Let $T= -\Delta$ and $D=\{u\in L^2 , \Delta u \in L^2\}$ i want to show that $(T,D)$ is a self-adjoint operator.
The first idea i got is to proof that it is closed and $Ker(T^*\pm i) =\{0\}$ unfortunatly i have been blocked against his closedness , such that i can't calculate that kernel because i haven't the domain of the adjoint.
so the second way was more simple which is to show that $R(T\pm i ) = H$( whole space ) i can proceed but Lax-Milgram theorem and it is ok.
The third one which is the most interresting was to make the Fourier transform of the operator and it will be $Tu=Fu$ such that $F$ is a real measurable function and $D=\{u \in L^2 , Fu \in L^2\}$ but i still confused about the equivalence between the self-adjonction of this two operators.
My other quastion is what if $D= \mathcal{C}^{\infty}_0$. Any help please ?

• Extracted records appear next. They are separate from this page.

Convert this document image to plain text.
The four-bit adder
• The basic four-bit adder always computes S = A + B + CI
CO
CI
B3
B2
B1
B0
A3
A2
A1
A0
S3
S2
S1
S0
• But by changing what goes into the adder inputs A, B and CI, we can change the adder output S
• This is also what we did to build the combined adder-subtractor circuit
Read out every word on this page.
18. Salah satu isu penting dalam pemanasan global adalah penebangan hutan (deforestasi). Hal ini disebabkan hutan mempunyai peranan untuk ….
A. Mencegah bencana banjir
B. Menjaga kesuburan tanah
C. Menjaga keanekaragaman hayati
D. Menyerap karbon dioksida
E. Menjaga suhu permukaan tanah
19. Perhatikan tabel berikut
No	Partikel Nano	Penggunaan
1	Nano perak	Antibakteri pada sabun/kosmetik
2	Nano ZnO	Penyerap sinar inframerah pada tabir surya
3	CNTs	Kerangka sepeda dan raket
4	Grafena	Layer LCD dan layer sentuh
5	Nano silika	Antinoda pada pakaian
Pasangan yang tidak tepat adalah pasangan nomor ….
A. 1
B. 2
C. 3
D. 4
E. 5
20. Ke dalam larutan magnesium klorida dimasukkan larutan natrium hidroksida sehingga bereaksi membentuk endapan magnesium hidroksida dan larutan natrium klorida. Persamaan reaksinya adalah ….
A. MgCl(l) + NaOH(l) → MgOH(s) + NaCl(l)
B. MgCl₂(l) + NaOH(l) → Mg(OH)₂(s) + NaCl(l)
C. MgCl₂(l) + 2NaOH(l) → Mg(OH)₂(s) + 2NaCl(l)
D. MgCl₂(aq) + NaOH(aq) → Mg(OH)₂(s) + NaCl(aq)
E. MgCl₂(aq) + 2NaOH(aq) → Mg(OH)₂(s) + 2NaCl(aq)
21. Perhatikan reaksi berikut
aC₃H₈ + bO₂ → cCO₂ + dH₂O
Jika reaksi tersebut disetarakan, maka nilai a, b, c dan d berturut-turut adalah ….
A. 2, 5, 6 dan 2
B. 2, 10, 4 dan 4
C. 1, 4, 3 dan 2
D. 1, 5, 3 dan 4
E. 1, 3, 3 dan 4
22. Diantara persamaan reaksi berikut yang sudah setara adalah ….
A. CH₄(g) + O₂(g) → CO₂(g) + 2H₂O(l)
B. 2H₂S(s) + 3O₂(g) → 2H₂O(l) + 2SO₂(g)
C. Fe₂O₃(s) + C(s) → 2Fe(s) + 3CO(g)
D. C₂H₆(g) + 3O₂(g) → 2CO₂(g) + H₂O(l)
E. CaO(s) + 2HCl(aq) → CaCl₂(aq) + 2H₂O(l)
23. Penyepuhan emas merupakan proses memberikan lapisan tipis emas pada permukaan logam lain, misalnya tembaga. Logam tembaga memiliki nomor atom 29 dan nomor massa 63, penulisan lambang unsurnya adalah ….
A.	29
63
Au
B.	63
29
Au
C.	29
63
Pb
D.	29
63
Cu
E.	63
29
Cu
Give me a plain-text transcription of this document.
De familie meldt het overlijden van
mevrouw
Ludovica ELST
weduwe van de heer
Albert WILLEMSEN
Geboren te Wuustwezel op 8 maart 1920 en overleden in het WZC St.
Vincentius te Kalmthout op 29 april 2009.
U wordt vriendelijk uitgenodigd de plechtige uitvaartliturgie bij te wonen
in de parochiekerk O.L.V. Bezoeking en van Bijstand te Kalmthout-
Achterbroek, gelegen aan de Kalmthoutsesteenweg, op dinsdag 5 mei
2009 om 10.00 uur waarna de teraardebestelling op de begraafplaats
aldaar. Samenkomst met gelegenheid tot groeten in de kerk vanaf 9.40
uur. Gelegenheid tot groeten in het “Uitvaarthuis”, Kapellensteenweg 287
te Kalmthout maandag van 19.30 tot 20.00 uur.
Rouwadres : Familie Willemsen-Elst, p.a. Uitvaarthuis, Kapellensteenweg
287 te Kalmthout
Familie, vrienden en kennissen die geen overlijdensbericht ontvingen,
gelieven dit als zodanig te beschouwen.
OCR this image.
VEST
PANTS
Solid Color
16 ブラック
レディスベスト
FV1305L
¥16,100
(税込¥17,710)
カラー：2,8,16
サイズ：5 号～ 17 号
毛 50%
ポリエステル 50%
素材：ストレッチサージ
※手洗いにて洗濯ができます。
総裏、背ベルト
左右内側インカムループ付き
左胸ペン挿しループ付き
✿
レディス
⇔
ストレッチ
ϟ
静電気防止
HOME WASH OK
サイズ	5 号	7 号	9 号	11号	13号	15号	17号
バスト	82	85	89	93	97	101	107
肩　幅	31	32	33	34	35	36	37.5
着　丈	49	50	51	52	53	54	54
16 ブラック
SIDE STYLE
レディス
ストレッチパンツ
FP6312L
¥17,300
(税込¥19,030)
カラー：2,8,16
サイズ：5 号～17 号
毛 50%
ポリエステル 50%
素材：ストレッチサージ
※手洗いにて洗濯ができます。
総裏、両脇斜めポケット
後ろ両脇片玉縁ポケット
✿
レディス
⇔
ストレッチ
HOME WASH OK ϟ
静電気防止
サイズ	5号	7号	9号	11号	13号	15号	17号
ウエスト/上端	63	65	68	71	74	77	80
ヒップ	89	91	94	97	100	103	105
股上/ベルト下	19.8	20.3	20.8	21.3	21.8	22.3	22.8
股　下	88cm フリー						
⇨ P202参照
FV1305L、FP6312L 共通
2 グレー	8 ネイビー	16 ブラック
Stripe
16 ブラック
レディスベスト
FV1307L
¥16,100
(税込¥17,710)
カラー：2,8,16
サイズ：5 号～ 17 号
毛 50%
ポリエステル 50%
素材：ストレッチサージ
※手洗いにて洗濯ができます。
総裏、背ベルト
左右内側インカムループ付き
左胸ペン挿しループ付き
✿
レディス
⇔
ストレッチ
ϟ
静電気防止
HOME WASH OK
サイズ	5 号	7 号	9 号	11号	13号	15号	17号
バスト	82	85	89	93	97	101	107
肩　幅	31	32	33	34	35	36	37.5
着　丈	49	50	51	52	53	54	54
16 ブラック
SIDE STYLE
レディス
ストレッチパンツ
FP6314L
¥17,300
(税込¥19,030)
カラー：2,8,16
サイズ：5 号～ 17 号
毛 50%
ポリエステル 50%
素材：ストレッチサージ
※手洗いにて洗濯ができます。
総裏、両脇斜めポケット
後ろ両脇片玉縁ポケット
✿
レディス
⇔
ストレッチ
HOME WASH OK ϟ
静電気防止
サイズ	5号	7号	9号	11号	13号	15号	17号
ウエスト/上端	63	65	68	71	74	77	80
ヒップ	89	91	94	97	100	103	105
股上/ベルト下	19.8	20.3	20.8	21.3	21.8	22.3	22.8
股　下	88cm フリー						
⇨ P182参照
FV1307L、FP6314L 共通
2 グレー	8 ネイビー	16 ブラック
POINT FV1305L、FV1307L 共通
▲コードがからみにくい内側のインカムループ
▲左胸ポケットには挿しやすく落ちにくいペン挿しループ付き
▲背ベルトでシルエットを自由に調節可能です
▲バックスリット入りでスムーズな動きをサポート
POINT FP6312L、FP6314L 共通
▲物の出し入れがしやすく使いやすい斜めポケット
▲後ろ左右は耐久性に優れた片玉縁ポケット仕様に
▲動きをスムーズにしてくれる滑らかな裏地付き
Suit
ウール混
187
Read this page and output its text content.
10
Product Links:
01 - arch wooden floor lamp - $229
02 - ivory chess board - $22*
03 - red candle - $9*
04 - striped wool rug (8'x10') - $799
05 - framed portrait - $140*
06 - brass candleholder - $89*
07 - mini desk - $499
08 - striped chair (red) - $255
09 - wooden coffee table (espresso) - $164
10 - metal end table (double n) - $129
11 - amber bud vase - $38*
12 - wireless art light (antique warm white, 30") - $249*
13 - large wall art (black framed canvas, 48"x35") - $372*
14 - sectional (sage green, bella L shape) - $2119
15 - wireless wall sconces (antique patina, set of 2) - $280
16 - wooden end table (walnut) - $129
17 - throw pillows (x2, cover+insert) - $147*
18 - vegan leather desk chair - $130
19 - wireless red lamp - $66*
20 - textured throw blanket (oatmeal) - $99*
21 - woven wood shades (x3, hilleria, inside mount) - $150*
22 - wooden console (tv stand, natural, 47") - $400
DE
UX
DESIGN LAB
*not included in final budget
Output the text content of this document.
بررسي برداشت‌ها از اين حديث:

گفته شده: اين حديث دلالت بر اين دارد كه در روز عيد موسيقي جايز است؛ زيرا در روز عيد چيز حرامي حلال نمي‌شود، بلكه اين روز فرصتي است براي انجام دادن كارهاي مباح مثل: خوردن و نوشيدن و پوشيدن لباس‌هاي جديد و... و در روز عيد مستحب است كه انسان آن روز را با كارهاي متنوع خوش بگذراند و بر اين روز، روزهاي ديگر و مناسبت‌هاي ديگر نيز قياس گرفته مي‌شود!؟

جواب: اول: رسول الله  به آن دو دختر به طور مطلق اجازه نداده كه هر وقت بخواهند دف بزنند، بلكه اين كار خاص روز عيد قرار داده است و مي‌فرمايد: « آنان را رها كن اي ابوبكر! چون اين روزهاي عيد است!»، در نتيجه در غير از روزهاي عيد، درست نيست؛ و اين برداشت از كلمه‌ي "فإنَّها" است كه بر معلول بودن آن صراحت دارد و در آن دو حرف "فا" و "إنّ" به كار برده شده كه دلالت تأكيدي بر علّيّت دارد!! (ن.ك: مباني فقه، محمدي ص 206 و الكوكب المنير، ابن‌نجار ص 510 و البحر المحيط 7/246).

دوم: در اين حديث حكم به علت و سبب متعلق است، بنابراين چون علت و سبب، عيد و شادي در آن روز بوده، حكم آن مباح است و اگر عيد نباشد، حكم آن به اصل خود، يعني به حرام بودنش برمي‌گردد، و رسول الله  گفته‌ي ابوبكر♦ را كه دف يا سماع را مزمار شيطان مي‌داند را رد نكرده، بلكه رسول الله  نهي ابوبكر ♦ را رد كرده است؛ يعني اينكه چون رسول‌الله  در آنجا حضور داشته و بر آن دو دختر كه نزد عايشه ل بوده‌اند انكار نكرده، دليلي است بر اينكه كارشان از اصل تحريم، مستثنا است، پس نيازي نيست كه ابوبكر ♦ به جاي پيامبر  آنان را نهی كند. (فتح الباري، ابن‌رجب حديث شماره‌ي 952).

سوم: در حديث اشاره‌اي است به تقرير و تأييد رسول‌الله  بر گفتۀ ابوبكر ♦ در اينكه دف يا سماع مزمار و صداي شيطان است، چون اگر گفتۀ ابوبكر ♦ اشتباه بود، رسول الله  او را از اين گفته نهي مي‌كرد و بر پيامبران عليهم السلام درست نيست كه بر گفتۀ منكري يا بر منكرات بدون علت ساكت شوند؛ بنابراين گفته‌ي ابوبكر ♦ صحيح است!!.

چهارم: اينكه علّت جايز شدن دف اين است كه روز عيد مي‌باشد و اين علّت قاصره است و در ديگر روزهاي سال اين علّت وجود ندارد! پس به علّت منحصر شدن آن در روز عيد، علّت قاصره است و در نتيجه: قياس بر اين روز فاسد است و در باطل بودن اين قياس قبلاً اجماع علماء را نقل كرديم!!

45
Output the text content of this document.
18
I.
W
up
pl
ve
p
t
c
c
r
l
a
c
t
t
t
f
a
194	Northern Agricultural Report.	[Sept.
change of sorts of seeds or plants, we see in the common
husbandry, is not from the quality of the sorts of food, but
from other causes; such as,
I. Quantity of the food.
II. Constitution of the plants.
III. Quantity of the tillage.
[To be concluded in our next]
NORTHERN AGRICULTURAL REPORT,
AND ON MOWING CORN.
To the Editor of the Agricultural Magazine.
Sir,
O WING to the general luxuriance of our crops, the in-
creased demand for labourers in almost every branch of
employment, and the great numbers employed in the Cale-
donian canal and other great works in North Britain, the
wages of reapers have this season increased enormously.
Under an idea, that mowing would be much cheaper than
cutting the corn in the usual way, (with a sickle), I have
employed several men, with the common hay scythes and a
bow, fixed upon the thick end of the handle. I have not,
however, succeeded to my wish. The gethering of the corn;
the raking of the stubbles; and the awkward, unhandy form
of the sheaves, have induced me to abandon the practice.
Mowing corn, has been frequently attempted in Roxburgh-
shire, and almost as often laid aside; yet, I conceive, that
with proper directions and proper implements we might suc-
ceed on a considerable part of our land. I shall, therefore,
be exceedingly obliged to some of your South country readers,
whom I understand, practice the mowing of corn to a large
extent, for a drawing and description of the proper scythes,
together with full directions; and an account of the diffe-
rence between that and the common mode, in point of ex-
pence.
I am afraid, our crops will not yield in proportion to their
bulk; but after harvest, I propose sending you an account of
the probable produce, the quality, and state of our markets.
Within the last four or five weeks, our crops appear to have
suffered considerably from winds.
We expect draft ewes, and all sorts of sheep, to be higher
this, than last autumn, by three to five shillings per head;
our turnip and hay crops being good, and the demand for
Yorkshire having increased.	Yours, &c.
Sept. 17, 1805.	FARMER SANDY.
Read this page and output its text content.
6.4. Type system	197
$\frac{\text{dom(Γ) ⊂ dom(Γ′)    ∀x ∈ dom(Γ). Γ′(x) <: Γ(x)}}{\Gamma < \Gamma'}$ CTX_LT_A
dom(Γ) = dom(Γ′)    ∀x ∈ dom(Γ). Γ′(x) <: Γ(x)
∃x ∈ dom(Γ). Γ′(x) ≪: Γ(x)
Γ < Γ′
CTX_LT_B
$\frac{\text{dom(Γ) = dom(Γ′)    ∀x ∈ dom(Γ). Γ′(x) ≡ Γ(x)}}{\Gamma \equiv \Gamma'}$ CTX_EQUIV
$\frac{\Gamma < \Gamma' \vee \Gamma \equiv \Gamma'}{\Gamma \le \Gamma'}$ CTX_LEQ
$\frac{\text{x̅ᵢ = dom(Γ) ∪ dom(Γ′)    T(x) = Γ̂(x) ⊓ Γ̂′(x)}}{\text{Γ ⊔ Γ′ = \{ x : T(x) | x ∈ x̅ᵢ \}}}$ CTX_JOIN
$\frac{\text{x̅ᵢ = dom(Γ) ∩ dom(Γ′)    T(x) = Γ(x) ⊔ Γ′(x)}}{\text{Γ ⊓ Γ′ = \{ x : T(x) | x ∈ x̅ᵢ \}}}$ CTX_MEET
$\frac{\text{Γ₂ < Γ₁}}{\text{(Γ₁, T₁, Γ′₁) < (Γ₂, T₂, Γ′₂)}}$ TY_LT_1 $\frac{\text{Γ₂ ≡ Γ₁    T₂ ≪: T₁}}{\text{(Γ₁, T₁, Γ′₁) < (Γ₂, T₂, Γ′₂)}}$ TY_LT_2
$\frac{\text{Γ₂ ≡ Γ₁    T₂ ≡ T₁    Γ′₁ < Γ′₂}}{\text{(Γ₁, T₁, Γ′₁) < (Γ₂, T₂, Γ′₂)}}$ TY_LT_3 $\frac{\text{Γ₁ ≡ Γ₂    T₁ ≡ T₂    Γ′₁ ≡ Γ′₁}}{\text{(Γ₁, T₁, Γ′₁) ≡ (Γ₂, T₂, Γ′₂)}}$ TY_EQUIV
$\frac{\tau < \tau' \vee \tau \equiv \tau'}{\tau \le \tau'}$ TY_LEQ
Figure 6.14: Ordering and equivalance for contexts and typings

Let $\partial=-i\frac{d}{dx}$ on the domain $\mathcal{D}(\partial)$ consisting of all locally absolutely continuous functions $f \in L^2(\mathbb{R})$ such that $f'\in L^2$. You can show that $f\in\mathcal{D}(\partial)$ iff $$ f\in L^2, \xi\hat{f}(\xi) \in L^2. $$ Furthermore, $\partial f = (\xi\hat{f})^{\vee}$. So $\partial$ is unitarily equivalent to a multiplication operator on $L^2$. That's enough to show that $\partial$ is selfadjoint on $\mathcal{D}(\partial)$. The Fourier transform is a unitary "diagonalization" of $\partial$. The operator $\partial$ is essentially selfadjoint on $\mathcal{C}_0^{\infty}$.
Your operator $T = -\frac{d^2}{dx^2}$ is selfadjoint on $\mathcal{D}(\partial^2)$, and $T=\partial^2$. The restriction of $T$ to $\mathcal{C}_0^{\infty}$ is essentially selfadjoint.